In a previous research,
Stamler and his colleagues had revealed that the respiratory cycle was more
than an exchange of oxygen and carbon dioxide. They had also showed that red
blood cells carry and release nitric oxide. However, the exact physiologic
ramifications of nitric oxide release were not explained.
In this new research,
the investigators have uncovered the key role that nitric oxide plays in
controlling the blood flow in small vessels within tissues are responsible for
blood flow autoregulation. They examined the respiratory cycle in mice lacking
the one amino acid site that carries nitric oxide in their blood cells and
found that blood flow autoregulation was completely eliminated and the animals
could not oxygenate tissues.
The researchers found
that oxygen levels were low in the animals' muscles at baseline despite the
fact that their red blood cells were carrying a full load of oxygen. When the
mice were stressed for oxygen, the blood flow to their organs dropped
significantly. It was expected that this would prompt a spike in blood flow but
instead the reduced blood flow and oxygen shortfall triggered heart attacks and
heart failure in the nitric oxide-deficient animals.
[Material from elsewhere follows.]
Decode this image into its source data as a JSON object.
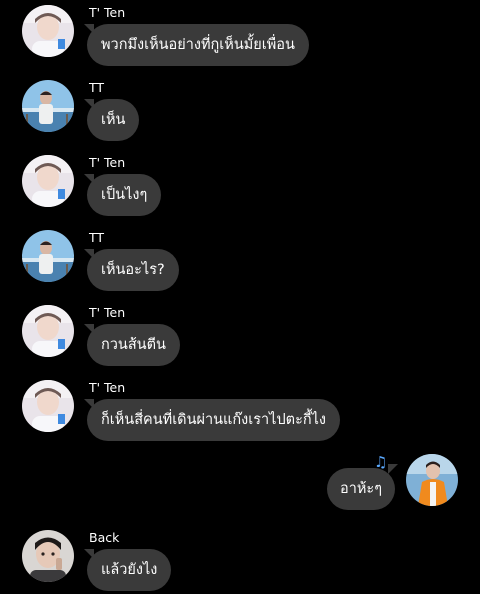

The research thus demonstrates that nitric oxide-release mechanism regulates oxygen delivery. The historical belief that the control of blood flow is primarily through blood vessels and their endothelial linings is not entirely accurate because red blood cells also play a role. The tiny vessels and the red blood cells together control the process of blood flow. Stamler points out that red blood cell dysfunction could lead to diseases of the heart, lung and blood such as heart attack, heart failure, and stroke and ischaemic injury to kidneys.
Low levels of nitric
oxide in blood cells can cause blood disorders such as sickle cell anaemia.
Stamler concludes that blood flow cannot autoregulate without nitric oxide and
future therapies should focus on restoring red blood cell function, complete
with nitric oxide delivery capability.